The council may vote Monday on the rules, which would not include residential buildings. The council’s urban-planning committee, which Steinbrueck chairs, on Thursday recommended passage.

Some worry that such a politically lofty vision could harm business. Fewer parking spots could mean fewer customers, said Dennis Ross, president of the Admiral Community Council in West Seattle.

“Without parking, our business will suffer,” Ross said. “If you disinvest in parking, you need to invest in transit.”

Under the proposed rules, the city would stop requiring businesses to supply off-street parking in Capitol Hill, First Hill, Lower Queen Anne, the University District, Northgate and South Lake Union. Some businesses, depending on size, already are exempt from providing parking.

Developers in those areas could still offer parking if they wanted, but the city would no longer dictate the number of spaces.

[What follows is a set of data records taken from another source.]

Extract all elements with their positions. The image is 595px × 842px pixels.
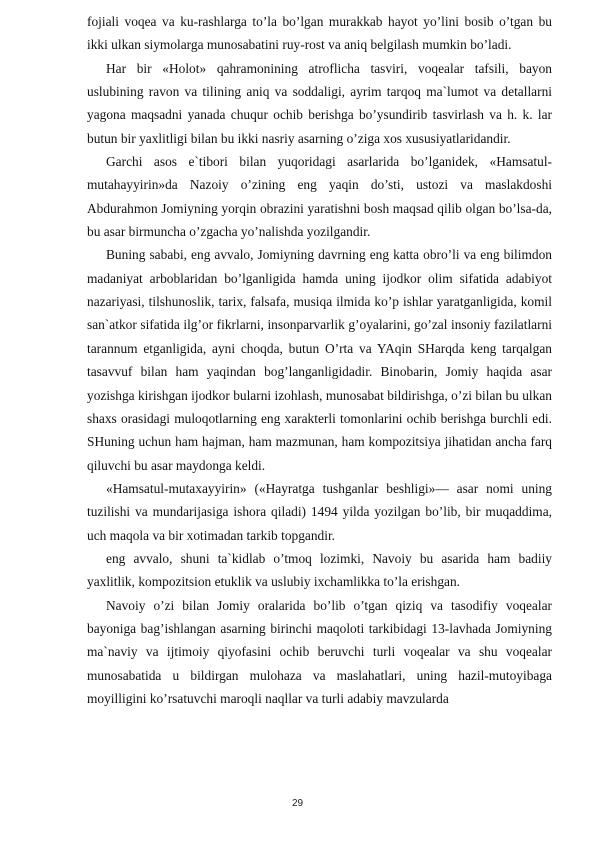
paragraph-continuation: fojiali voqea va ku-rashlarga to’la bo’lgan murakkab hayot yo’lini bosib o’tgan bu ikki ulkan siymolarga munosabatini ruy-rost va aniq belgilash mumkin bo’ladi.	[87, 14, 552, 53]
page-number: 29	[291, 798, 304, 809]
document-body	[87, 10, 552, 710]
paragraph-holot-description: Har bir «Holot» qahramonining atroflicha tasviri, voqealar tafsili, bayon uslubining ravon va tilining aniq va soddaligi, ayrim tarqoq ma`lumot va detallarni yagona maqsadni yanada chuqur ochib berishga bo’ysundirib tasvirlash va h. k. lar butun bir yaxlitligi bilan bu ikki nasriy asarning o’ziga xos xususiyatlaridandir.	[87, 60, 552, 146]
paragraph-jomiy-reasons: Buning sababi, eng avvalo, Jomiyning davrning eng katta obro’li va eng bilimdon madaniyat arboblaridan bo’lganligida hamda uning ijodkor olim sifatida adabiyot nazariyasi, tilshunoslik, tarix, falsafa, musiqa ilmida ko’p ishlar yaratganligida, komil san`atkor sifatida ilg’or fikrlarni, insonparvarlik g’oyalarini, go’zal insoniy fazilatlarni tarannum etganligida, ayni choqda, butun O’rta va YAqin SHarqda keng tarqalgan tasavvuf bilan ham yaqindan bog’langanligidadir. Binobarin, Jomiy haqida asar yozishga kirishgan ijodkor bularni izohlash, munosabat bildirishga, o’zi bilan bu ulkan shaxs orasidagi muloqotlarning eng xarakterli tomonlarini ochib berishga burchli edi. SHuning uchun ham hajman, ham mazmunan, ham kompozitsiya jihatidan ancha farq qiluvchi bu asar maydonga keldi.	[87, 247, 552, 473]
paragraph-artistic-unity: eng avvalo, shuni ta`kidlab o’tmoq lozimki, Navoiy bu asarida ham badiiy yaxlitlik, kompozitsion etuklik va uslubiy ixchamlikka to’la erishgan.	[87, 550, 552, 590]
paragraph-hamsatul-structure: «Hamsatul-mutaxayyirin» («Hayratga tushganlar beshligi»— asar nomi uning tuzilishi va mundarijasiga ishora qiladi) 1494 yilda yozilgan bo’lib, bir muqaddima, uch maqola va bir xotimadan tarkib topgandir.	[87, 480, 552, 543]
paragraph-hamsatul-purpose: Garchi asos e`tibori bilan yuqoridagi asarlarida bo’lganidek, «Hamsatul-mutahayyirin»da Nazoiy o’zining eng yaqin do’sti, ustozi va maslakdoshi Abdurahmon Jomiyning yorqin obrazini yaratishni bosh maqsad qilib olgan bo’lsa-da, bu asar birmuncha o’zgacha yo’nalishda yozilgandir.	[87, 154, 552, 240]
paragraph-first-maqolot: Navoiy o’zi bilan Jomiy oralarida bo’lib o’tgan qiziq va tasodifiy voqealar bayoniga bag’ishlangan asarning birinchi maqoloti tarkibidagi 13-lavhada Jomiyning ma`naviy va ijtimoiy qiyofasini ochib beruvchi turli voqealar va shu voqealar munosabatida u bildirgan mulohaza va maslahatlari, uning hazil-mutoyibaga moyilligini ko’rsatuvchi maroqli naqllar va turli adabiy mavzularda	[87, 597, 552, 706]
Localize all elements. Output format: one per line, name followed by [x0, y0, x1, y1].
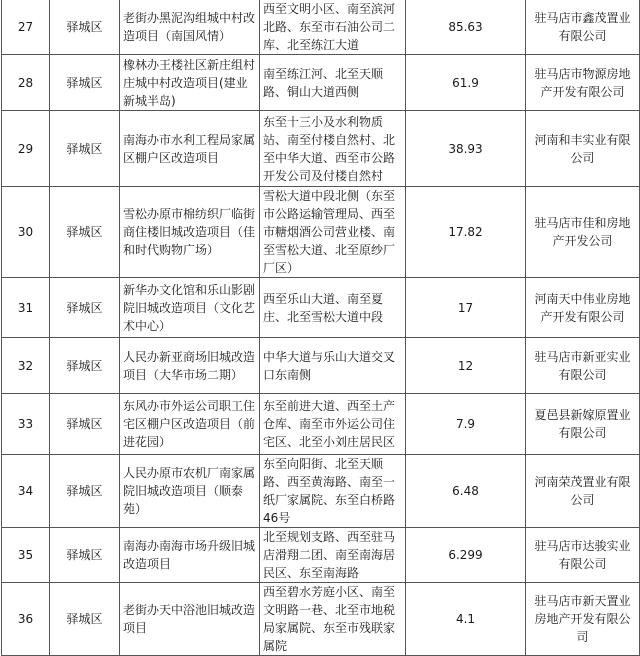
row-number: 27 [2, 0, 50, 55]
developer-cell: 河南天中伟业房地产开发有限公司 [526, 278, 640, 338]
table-row [2, 0, 640, 55]
table-row [2, 55, 640, 111]
project-name-cell: 新华办文化馆和乐山影剧院旧城改造项目（文化艺术中心） [120, 278, 260, 338]
location-cell: 西至碧水芳庭小区、南至文明路一巷、北至市地税局家属院、东至市残联家属院 [260, 583, 406, 656]
table-row [2, 187, 640, 278]
location-cell: 西至文明小区、南至滨河北路、东至市石油公司二库、北至练江大道 [260, 0, 406, 55]
row-number: 28 [2, 55, 50, 111]
row-number: 30 [2, 187, 50, 278]
project-name-cell: 雪松办原市棉纺织厂临街商住楼旧城改造项目（佳和时代购物广场） [120, 187, 260, 278]
row-number: 36 [2, 583, 50, 656]
location-cell: 东至向阳街、北至天顺路、西至黄海路、南至一纸厂家属院、东至白桥路46号 [260, 455, 406, 528]
district-cell: 驿城区 [50, 0, 120, 55]
row-number: 32 [2, 338, 50, 394]
table-row [2, 528, 640, 583]
district-cell: 驿城区 [50, 528, 120, 583]
project-table [1, 0, 640, 656]
area-cell: 85.63 [406, 0, 526, 55]
project-name-cell: 橡林办王楼社区新庄组村庄城中村改造项目(建业新城半岛) [120, 55, 260, 111]
location-cell: 南至练江河、北至天顺路、铜山大道西侧 [260, 55, 406, 111]
table-row [2, 394, 640, 455]
location-cell: 东至前进大道、西至土产仓库、南至市外运公司住宅区、北至小刘庄居民区 [260, 394, 406, 455]
table-row [2, 455, 640, 528]
area-cell: 38.93 [406, 111, 526, 187]
table-row [2, 278, 640, 338]
developer-cell: 河南和丰实业有限公司 [526, 111, 640, 187]
district-cell: 驿城区 [50, 111, 120, 187]
location-cell: 东至十三小及水利物质站、南至付楼自然村、北至中华大道、西至市公路开发公司及付楼自然村 [260, 111, 406, 187]
project-name-cell: 老街办黑泥沟组城中村改造项目（南国风情） [120, 0, 260, 55]
project-name-cell: 人民办新亚商场旧城改造项目（大华市场二期） [120, 338, 260, 394]
location-cell: 雪松大道中段北侧（东至市公路运输管理局、西至市糖烟酒公司营业楼、南至雪松大道、北至原纱厂厂区） [260, 187, 406, 278]
area-cell: 6.48 [406, 455, 526, 528]
table-row [2, 338, 640, 394]
developer-cell: 河南荣茂置业有限公司 [526, 455, 640, 528]
area-cell: 12 [406, 338, 526, 394]
developer-cell: 夏邑县新嫁原置业有限公司 [526, 394, 640, 455]
row-number: 34 [2, 455, 50, 528]
row-number: 35 [2, 528, 50, 583]
location-cell: 北至规划支路、西至驻马店滑翔二团、南至南海居民区、东至南海路 [260, 528, 406, 583]
row-number: 33 [2, 394, 50, 455]
area-cell: 17 [406, 278, 526, 338]
project-name-cell: 老街办天中浴池旧城改造项目 [120, 583, 260, 656]
district-cell: 驿城区 [50, 583, 120, 656]
area-cell: 7.9 [406, 394, 526, 455]
location-cell: 西至乐山大道、南至夏庄、北至雪松大道中段 [260, 278, 406, 338]
developer-cell: 驻马店市鑫茂置业有限公司 [526, 0, 640, 55]
row-number: 29 [2, 111, 50, 187]
developer-cell: 驻马店市新亚实业有限公司 [526, 338, 640, 394]
area-cell: 61.9 [406, 55, 526, 111]
row-number: 31 [2, 278, 50, 338]
district-cell: 驿城区 [50, 338, 120, 394]
district-cell: 驿城区 [50, 278, 120, 338]
area-cell: 17.82 [406, 187, 526, 278]
developer-cell: 驻马店市新天置业房地产开发有限公司 [526, 583, 640, 656]
district-cell: 驿城区 [50, 187, 120, 278]
project-name-cell: 人民办原市农机厂南家属院旧城改造项目（顺泰苑） [120, 455, 260, 528]
table-row [2, 583, 640, 656]
developer-cell: 驻马店市佳和房地产开发公司 [526, 187, 640, 278]
district-cell: 驿城区 [50, 455, 120, 528]
project-name-cell: 南海办南海市场升级旧城改造项目 [120, 528, 260, 583]
location-cell: 中华大道与乐山大道交叉口东南侧 [260, 338, 406, 394]
developer-cell: 驻马店市达骏实业有限公司 [526, 528, 640, 583]
area-cell: 4.1 [406, 583, 526, 656]
district-cell: 驿城区 [50, 55, 120, 111]
developer-cell: 驻马店市物源房地产开发有限公司 [526, 55, 640, 111]
area-cell: 6.299 [406, 528, 526, 583]
table-row [2, 111, 640, 187]
project-name-cell: 南海办市水利工程局家属区棚户区改造项目 [120, 111, 260, 187]
project-name-cell: 东风办市外运公司职工住宅区棚户区改造项目（前进花园） [120, 394, 260, 455]
district-cell: 驿城区 [50, 394, 120, 455]
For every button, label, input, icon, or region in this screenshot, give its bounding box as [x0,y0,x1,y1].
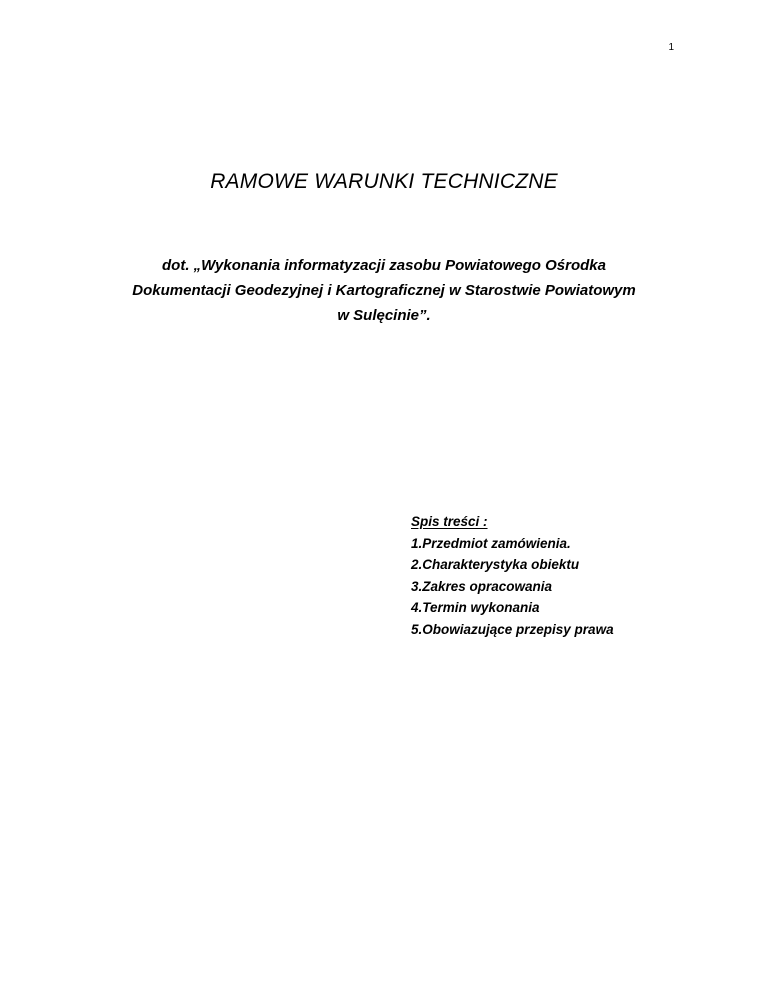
document-subject [60,253,708,328]
toc-list [411,533,731,641]
toc-item: 5.Obowiazujące przepisy prawa [411,621,614,637]
toc-item: 2.Charakterystyka obiektu [411,557,580,572]
subject-line: w Sulęcinie”. [337,307,431,324]
table-of-contents [411,511,731,640]
toc-item: 1.Przedmiot zamówienia. [411,535,571,551]
document-title: RAMOWE WARUNKI TECHNICZNE [210,170,558,193]
subject-line: Dokumentacji Geodezyjnej i Kartograficznej w Starostwie Powiatowym [132,282,636,299]
toc-item: 4.Termin wykonania [411,600,540,615]
page-number: 1 [668,42,674,53]
toc-heading: Spis treści : [411,514,488,529]
toc-item: 3.Zakres opracowania [411,578,553,594]
subject-line: dot. „Wykonania informatyzacji zasobu Powiatowego Ośrodka [162,257,606,274]
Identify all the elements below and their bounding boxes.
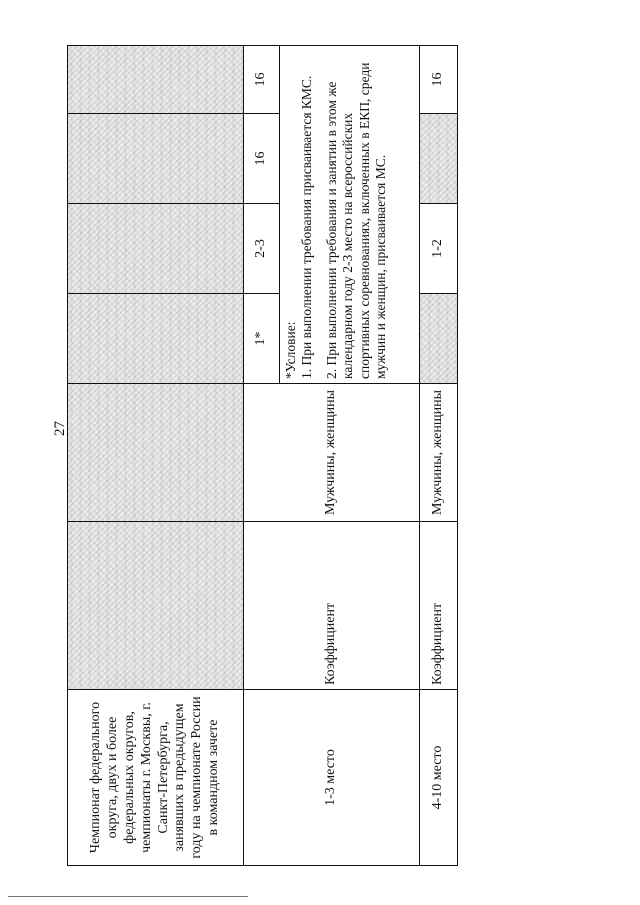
value-cell: 16	[244, 46, 280, 114]
table-header-row	[68, 46, 244, 866]
footer-divider	[8, 896, 248, 897]
gender-cell: Мужчины, женщины	[420, 384, 458, 522]
range-cell: 1-2	[420, 204, 458, 294]
qualification-table	[67, 45, 458, 866]
note-item: 2. При выполнении требования и занятии в этом же календарном году 2-3 место на всероссийских спортивных соревнованиях, включенных в ЕКП, среди мужчин и женщин, присваивается МС.	[323, 62, 389, 379]
place-cell: 1-3 место	[244, 690, 420, 866]
place-cell: 4-10 место	[420, 690, 458, 866]
shaded-cell	[420, 294, 458, 384]
shaded-cell	[68, 204, 244, 294]
note-title: *Условие:	[283, 321, 298, 379]
value-cell: 16	[244, 114, 280, 204]
shaded-cell	[68, 294, 244, 384]
type-cell: Коэффициент	[420, 522, 458, 690]
value-cell: 16	[420, 46, 458, 114]
type-cell: Коэффициент	[244, 522, 420, 690]
rotated-table-wrapper	[67, 46, 457, 866]
shaded-cell	[420, 114, 458, 204]
table-row	[420, 46, 458, 866]
condition-note	[280, 46, 420, 384]
competition-title-cell: Чемпионат федерального округа, двух и более федеральных округов, чемпионаты г. Москвы, г. Санкт-Петербурга, занявших в предыдущем году на чемпионате России в командном зачете	[68, 690, 244, 866]
note-item: 1. При выполнении требования присваивается КМС.	[299, 75, 315, 379]
shaded-cell	[68, 46, 244, 114]
shaded-cell	[68, 522, 244, 690]
range-cell: 2-3	[244, 204, 280, 294]
gender-cell: Мужчины, женщины	[244, 384, 420, 522]
page-number: 27	[52, 421, 68, 436]
shaded-cell	[68, 384, 244, 522]
shaded-cell	[68, 114, 244, 204]
table-row	[244, 46, 280, 866]
rank-cell: 1*	[244, 294, 280, 384]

Downtown businesses have not been required to provide parking, and that wouldn’t change.

Parking requirements would be reduced for some businesses in the rest of the city’s neighborhood commercial areas, such as Wallingford, the Junction and Admiral in West Seattle and Madison Park.

To encourage businesses to move into existing buildings in those neighborhoods, the council committee also is proposing that the new businesses would not have to add more parking even if the city code would normally require it for that type of business.

Tyler Myers said he’s been trying to open a hardware store near downtown for three years but couldn’t find a site where he could provide the required parking. He found a warehouse on Capitol Hill that has six spaces, but under current rules, he must provide 24, and he can’t fit that many on the lot.

“I want to provide a basic service to the community and I can’t do that under the current code,” Myers said. “The new code will allow me to do it.”

Donald Shoup, professor of urban planning at UCLA, said San Francisco, Boston, New York and Chicago have put caps on the amount of parking that can be built, while Los Angeles and Phoenix, for instance, maintain minimum parking requirements.

“You will have to decide what kind of city you want to be,” he said.

He expects the lifting of parking requirements will result in small lots being developed.

The council is also considering the “Seattle Green Factor,” requiring all new commercial development outside downtown to cover 30 percent of the property with grass, trees, green roofs with vegetation, vine-covered walls or permeable paving.

“It will support all sorts of new beautiful green vegetation,” Steinbrueck said. “I hope to see green roofs developed as part of this. It helps with our goals for carbon emissions, habitat for birds.”

He believes Seattle would be the first U.S. city to institute such a requirement.